YES! The summit...and lots of parking????
Great views to the ENE
Most of the group headed straight to the gift shop/cafe to get a bite to eat and rest their legs. We all refilled our water supplies, got our trinkets at the gift shop, rested for about an hour and then got our obligatory summit shots by the big sign.
Our entire crew of 17 on the summit
My 14th summit, TJ's 6th. We really enjoy these times together.
If you notice in the group summit shot the aforementioned pajama pants and skinny jeans on a few of our hikers (facepalm). Two of the three girls and one of the dads had on pajama pants (to their credit they did wear appropriate shorts underneath) and the kid with the yellow bandana wore his trademark skinny jeans with his boat shoes! I couldn't believe it...just goes to show that many times, when it comes to teenagers, good information can go right in one ear and out the other. Oh well, what can I do...
After about an hour and 15 minutes on the summit it was time to head down.
Time to head back down
We actually got to see some great wildlife on the way down.
A little wildlife arrived too.
The trip down took right at 3 hours for most of us and the last hikers in our group showed back up at the TH around 3 and 1/2 hours. No injuries and we got back in our vehicles right as it began to rain...what great timing.
We headed right back to camp, where we ate...in the rain...and everyone was dead to the world right at 9 pm.
We all woke up shortly before 6 am and got packed in and decided that we wanted to go home a faster way so we headed straight to Woodland Park and Manitou Springs to I-25 and headed south. Highway 24 is actually pretty neat and the views of Pikes Peak were really cool. It was fun listening to some of the kids mention how they were just up there the day before...I think it's pretty cool to think about too! 8)

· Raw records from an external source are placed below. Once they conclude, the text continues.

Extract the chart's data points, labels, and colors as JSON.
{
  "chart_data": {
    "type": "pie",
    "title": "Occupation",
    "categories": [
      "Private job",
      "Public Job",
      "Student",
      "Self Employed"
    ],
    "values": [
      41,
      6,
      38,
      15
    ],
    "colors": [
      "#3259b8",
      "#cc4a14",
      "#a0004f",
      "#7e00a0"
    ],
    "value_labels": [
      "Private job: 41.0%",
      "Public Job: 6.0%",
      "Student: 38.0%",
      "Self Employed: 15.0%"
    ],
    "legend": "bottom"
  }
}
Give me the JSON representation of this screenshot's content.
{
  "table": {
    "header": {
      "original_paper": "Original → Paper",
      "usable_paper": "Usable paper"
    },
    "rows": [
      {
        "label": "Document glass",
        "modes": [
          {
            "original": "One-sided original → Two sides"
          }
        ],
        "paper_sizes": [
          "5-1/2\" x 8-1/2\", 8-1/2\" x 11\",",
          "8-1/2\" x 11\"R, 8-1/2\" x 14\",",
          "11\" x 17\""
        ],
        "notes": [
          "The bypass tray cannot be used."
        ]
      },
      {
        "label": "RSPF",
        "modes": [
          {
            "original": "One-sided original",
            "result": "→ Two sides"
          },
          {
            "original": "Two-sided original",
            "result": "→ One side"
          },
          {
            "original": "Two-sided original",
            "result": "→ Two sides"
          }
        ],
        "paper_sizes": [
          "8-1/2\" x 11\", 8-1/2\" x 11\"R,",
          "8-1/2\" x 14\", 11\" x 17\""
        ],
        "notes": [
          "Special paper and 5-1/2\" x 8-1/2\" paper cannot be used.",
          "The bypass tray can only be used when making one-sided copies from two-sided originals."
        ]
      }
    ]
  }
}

Back to 3000 ft elevation and 105 degree heat...yuck.
One last shot of Pikes Peak from just N of Pueblo
Now....what to do next..........
A few of my observations and thoughts about this hike:
First off, I can not say enough good things about Mueller State Park. It is a great facility and I highly recommend it as a place to camp due to it's close vicinity to Crag's Campground.
Another note: This hike, while it is not too hard, is extremely long. You will want lots of water and luckily the folks that worked up at the summit store were very diligent to make sure we all had refilled our supplies before we left out.
The weather was great for us but you still need to get an early start to avoid storms. We were blessed with great conditions but it did start to thunder right as our last hikers were showing up at the TH. Due to it's length, I think taking first-timers on this route needs to be carefully thought out. It is a great route though and really, the distance is the only thing that made this route harder than usual. (To me anyways.)
The views from the summit are amazing. The wide open plains to the east and the Sangre de Cristo, Sawatch and Front Range mountains to the SW, W, NW, and N. I would almost think that you can see half of the state from Pikes. Just breathtaking.
As always, watch the skies. It is a great hike and the weather can change what is a great time into a cold, miserable experience.